In this post we’ll take a look at the first result from the Code Clone Analysis, and do some refactoring to eliminate the duplication. The first result indicated that it found an exact match repeated 14 times across the solution, with 18 lines of duplicated code in each of the 14 blocks.
Net Lines Of Code Deleted: 179
In this case the code in question was a bunch of classes representing the various Bosses. Every Boss class has a constructor that initializes a whole bunch of properties of that boss, however, for most bosses a lot of these are simply set to 0’s.
Every Boss class inherits from the class MultiDiffBoss, so I simply moved all the initialization of the various properties to the base class constructor, and left it up to the Boss subclasses to only set those that are different than the default values.
In this case there are actually 22 Boss subclasses, however, due to some inconsistencies in the code structure Code Clone only identified 14 of them as identical blocks.
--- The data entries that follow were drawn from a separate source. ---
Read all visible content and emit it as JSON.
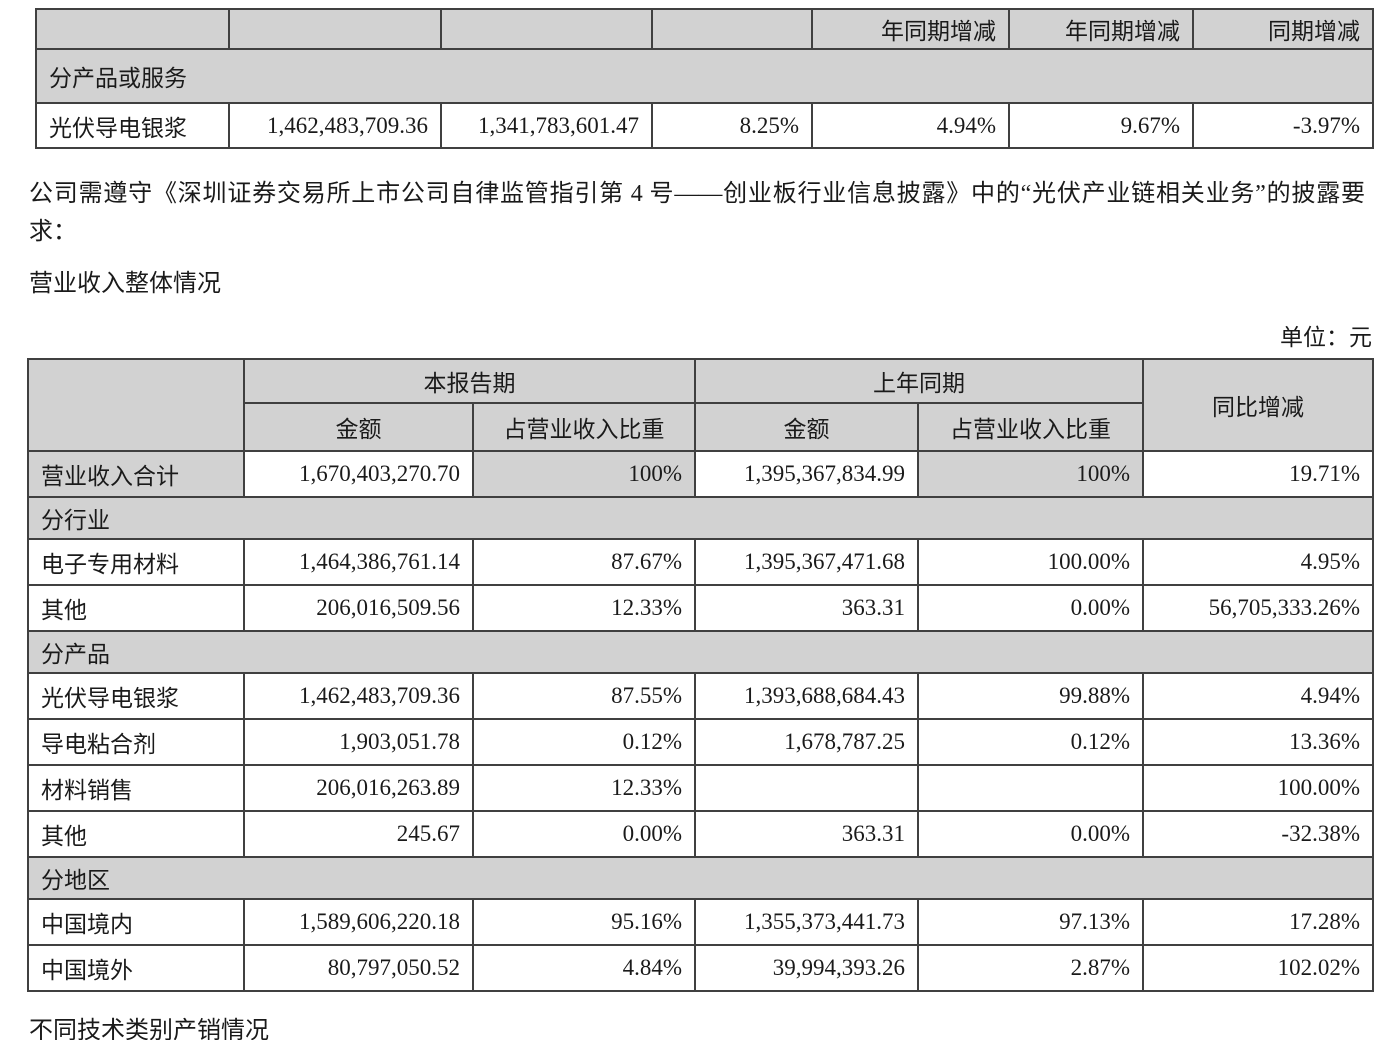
{
  "colors": {
    "row_shading": "#d2d2d2",
    "border": "#404040",
    "text": "#1a1a1a"
  },
  "top_table": {
    "headers": [
      "",
      "",
      "",
      "",
      "年同期增减",
      "年同期增减",
      "同期增减"
    ],
    "section_label": "分产品或服务",
    "row": [
      "光伏导电银浆",
      "1,462,483,709.36",
      "1,341,783,601.47",
      "8.25%",
      "4.94%",
      "9.67%",
      "-3.97%"
    ]
  },
  "paragraph": "公司需遵守《深圳证券交易所上市公司自律监管指引第 4 号——创业板行业信息披露》中的“光伏产业链相关业务”的披露要求：",
  "section_title": "营业收入整体情况",
  "unit_label": "单位：元",
  "main_table": {
    "header": {
      "current_period": "本报告期",
      "prior_period": "上年同期",
      "yoy": "同比增减",
      "amount": "金额",
      "share": "占营业收入比重"
    },
    "rows": [
      {
        "type": "total",
        "cells": [
          "营业收入合计",
          "1,670,403,270.70",
          "100%",
          "1,395,367,834.99",
          "100%",
          "19.71%"
        ]
      },
      {
        "type": "section",
        "label": "分行业"
      },
      {
        "type": "data",
        "cells": [
          "电子专用材料",
          "1,464,386,761.14",
          "87.67%",
          "1,395,367,471.68",
          "100.00%",
          "4.95%"
        ]
      },
      {
        "type": "data",
        "cells": [
          "其他",
          "206,016,509.56",
          "12.33%",
          "363.31",
          "0.00%",
          "56,705,333.26%"
        ]
      },
      {
        "type": "section",
        "label": "分产品"
      },
      {
        "type": "data",
        "cells": [
          "光伏导电银浆",
          "1,462,483,709.36",
          "87.55%",
          "1,393,688,684.43",
          "99.88%",
          "4.94%"
        ]
      },
      {
        "type": "data",
        "cells": [
          "导电粘合剂",
          "1,903,051.78",
          "0.12%",
          "1,678,787.25",
          "0.12%",
          "13.36%"
        ]
      },
      {
        "type": "data",
        "cells": [
          "材料销售",
          "206,016,263.89",
          "12.33%",
          "",
          "",
          "100.00%"
        ]
      },
      {
        "type": "data",
        "cells": [
          "其他",
          "245.67",
          "0.00%",
          "363.31",
          "0.00%",
          "-32.38%"
        ]
      },
      {
        "type": "section",
        "label": "分地区"
      },
      {
        "type": "data",
        "cells": [
          "中国境内",
          "1,589,606,220.18",
          "95.16%",
          "1,355,373,441.73",
          "97.13%",
          "17.28%"
        ]
      },
      {
        "type": "data",
        "cells": [
          "中国境外",
          "80,797,050.52",
          "4.84%",
          "39,994,393.26",
          "2.87%",
          "102.02%"
        ]
      }
    ]
  },
  "footer_text": "不同技术类别产销情况"
}
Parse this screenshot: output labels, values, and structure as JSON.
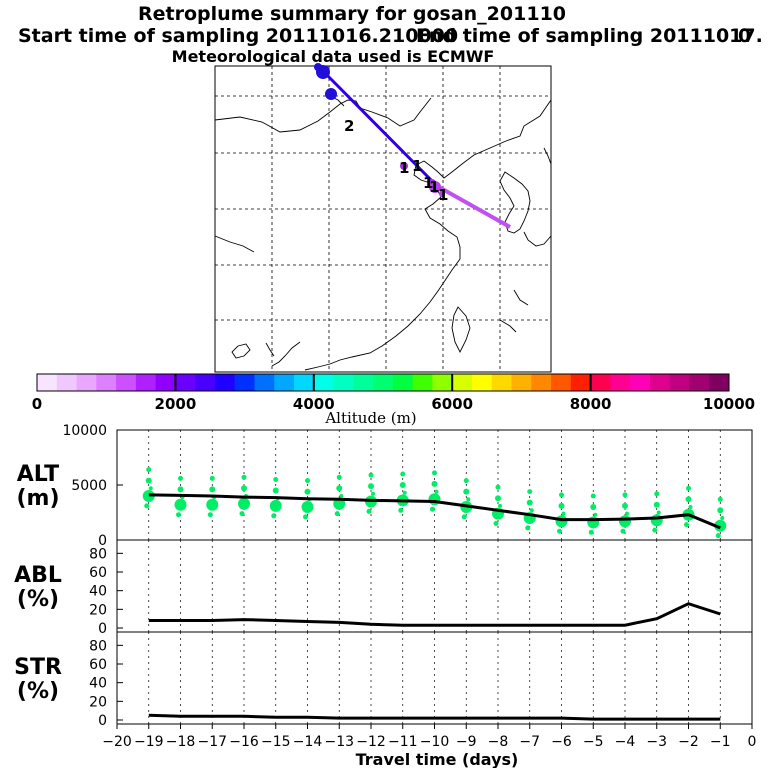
{
  "header": {
    "title": "Retroplume summary for gosan_201110",
    "start_label": "Start time of sampling 20111016.210000",
    "end_label": "End time of sampling 20111017.",
    "end_suffix": "0",
    "met_label": "Meteorological data used is ECMWF"
  },
  "colorbar": {
    "label": "Altitude (m)",
    "ticks": [
      "0",
      "2000",
      "4000",
      "6000",
      "8000",
      "10000"
    ],
    "range": [
      0,
      10000
    ],
    "colors": [
      "#f8e4ff",
      "#f0c8ff",
      "#e8a8ff",
      "#dc80ff",
      "#cc50ff",
      "#b020ff",
      "#9000ff",
      "#6a00ff",
      "#4a00ff",
      "#2200ff",
      "#0030ff",
      "#0070ff",
      "#00a8ff",
      "#00d8ff",
      "#00ffe8",
      "#00ffc0",
      "#00ff98",
      "#00ff70",
      "#00ff40",
      "#40ff00",
      "#90ff00",
      "#d8ff00",
      "#ffff00",
      "#ffd800",
      "#ffb000",
      "#ff8800",
      "#ff5800",
      "#ff2000",
      "#ff0050",
      "#ff0090",
      "#ff00b8",
      "#e00090",
      "#c00080",
      "#a00070",
      "#800060"
    ]
  },
  "map": {
    "trajectory_colors": [
      "#3000e0",
      "#c050f0"
    ],
    "labels": [
      {
        "text": "2"
      },
      {
        "text": "1"
      },
      {
        "text": "1"
      },
      {
        "text": "1"
      },
      {
        "text": "1"
      },
      {
        "text": "1"
      }
    ]
  },
  "chart_data": [
    {
      "type": "line",
      "title": "ALT",
      "ylabel": "ALT (m)",
      "ylabel_top": "ALT",
      "ylabel_bottom": "(m)",
      "x": [
        -19,
        -18,
        -17,
        -16,
        -15,
        -14,
        -13,
        -12,
        -11,
        -10,
        -9,
        -8,
        -7,
        -6,
        -5,
        -4,
        -3,
        -2,
        -1
      ],
      "ylim": [
        0,
        10000
      ],
      "yticks": [
        "10000",
        "5000",
        "0"
      ],
      "ytick_values": [
        10000,
        5000,
        0
      ],
      "series": [
        {
          "name": "mean altitude",
          "values": [
            4100,
            4050,
            4000,
            3900,
            3850,
            3750,
            3700,
            3600,
            3550,
            3500,
            3100,
            2700,
            2300,
            1850,
            1850,
            1900,
            2000,
            2300,
            1100
          ]
        },
        {
          "name": "plume points",
          "values": [
            4000,
            3200,
            3200,
            3300,
            3100,
            3000,
            3300,
            3500,
            3600,
            3700,
            3000,
            2400,
            2000,
            1700,
            1600,
            1700,
            1800,
            2300,
            1300
          ]
        }
      ]
    },
    {
      "type": "line",
      "title": "ABL",
      "ylabel": "ABL (%)",
      "ylabel_top": "ABL",
      "ylabel_bottom": "(%)",
      "x": [
        -19,
        -18,
        -17,
        -16,
        -15,
        -14,
        -13,
        -12,
        -11,
        -10,
        -9,
        -8,
        -7,
        -6,
        -5,
        -4,
        -3,
        -2,
        -1
      ],
      "ylim": [
        0,
        90
      ],
      "yticks": [
        "80",
        "60",
        "40",
        "20",
        "0"
      ],
      "ytick_values": [
        80,
        60,
        40,
        20,
        0
      ],
      "series": [
        {
          "name": "ABL fraction",
          "values": [
            8,
            8,
            8,
            9,
            8,
            7,
            6,
            4,
            3,
            3,
            3,
            3,
            3,
            3,
            3,
            3,
            10,
            26,
            15
          ]
        }
      ]
    },
    {
      "type": "line",
      "title": "STR",
      "ylabel": "STR (%)",
      "ylabel_top": "STR",
      "ylabel_bottom": "(%)",
      "x": [
        -19,
        -18,
        -17,
        -16,
        -15,
        -14,
        -13,
        -12,
        -11,
        -10,
        -9,
        -8,
        -7,
        -6,
        -5,
        -4,
        -3,
        -2,
        -1
      ],
      "ylim": [
        0,
        90
      ],
      "yticks": [
        "80",
        "60",
        "40",
        "20",
        "0"
      ],
      "ytick_values": [
        80,
        60,
        40,
        20,
        0
      ],
      "series": [
        {
          "name": "STR fraction",
          "values": [
            5,
            4,
            4,
            4,
            3,
            3,
            2,
            2,
            2,
            2,
            2,
            2,
            2,
            2,
            1,
            1,
            1,
            1,
            1
          ]
        }
      ]
    }
  ],
  "xaxis": {
    "xlabel": "Travel time (days)",
    "xlim": [
      -20,
      0
    ],
    "ticks": [
      -20,
      -19,
      -18,
      -17,
      -16,
      -15,
      -14,
      -13,
      -12,
      -11,
      -10,
      -9,
      -8,
      -7,
      -6,
      -5,
      -4,
      -3,
      -2,
      -1,
      0
    ],
    "tick_labels": [
      "−20",
      "−19",
      "−18",
      "−17",
      "−16",
      "−15",
      "−14",
      "−13",
      "−12",
      "−11",
      "−10",
      "−9",
      "−8",
      "−7",
      "−6",
      "−5",
      "−4",
      "−3",
      "−2",
      "−1",
      "0"
    ]
  }
}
Since I was in there refactoring the 14 identified already, it was pretty straightforward to identify the other 8 subclasses that had the same duplicated behavior and refactor those also.
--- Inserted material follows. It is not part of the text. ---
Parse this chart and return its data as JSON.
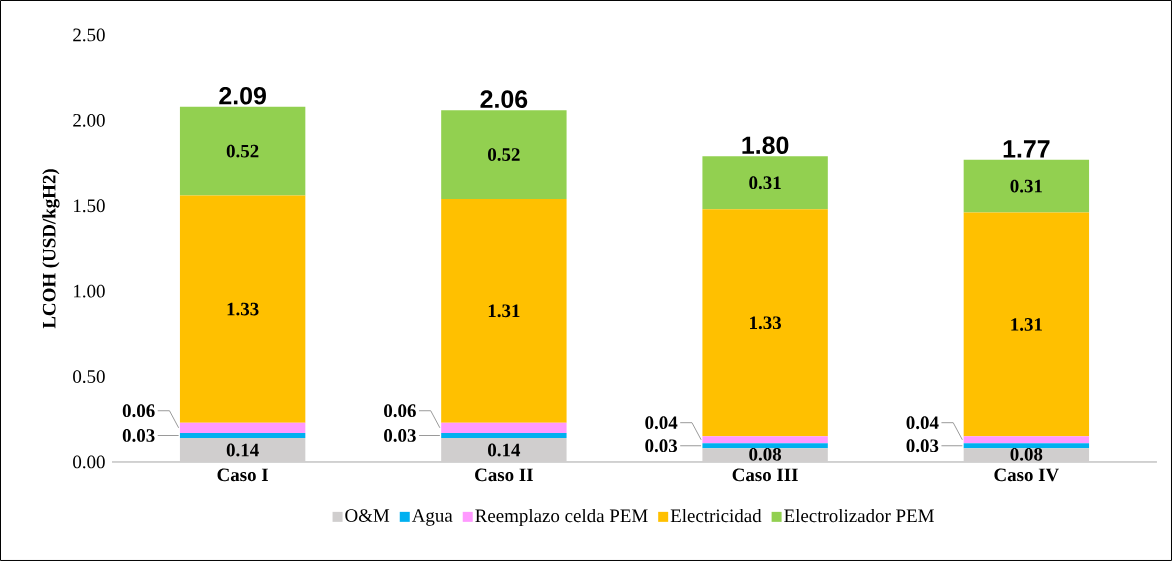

Note: Code Clone Analysis is pretty slow right now. It takes approx 1 min to build this solution, but it takes 9 mins to run Code Clone Analysis. Personally, if the results are high quality I’m OK with it taking a long time to run since I don’t expect it’s something I would be running all that often. However, it would be nice to be able to run it as part of a nightly build, but at this time I don’t believe it’s possible to run outside of Visual Studio due to a dependency on the meta-data available in the VS environment.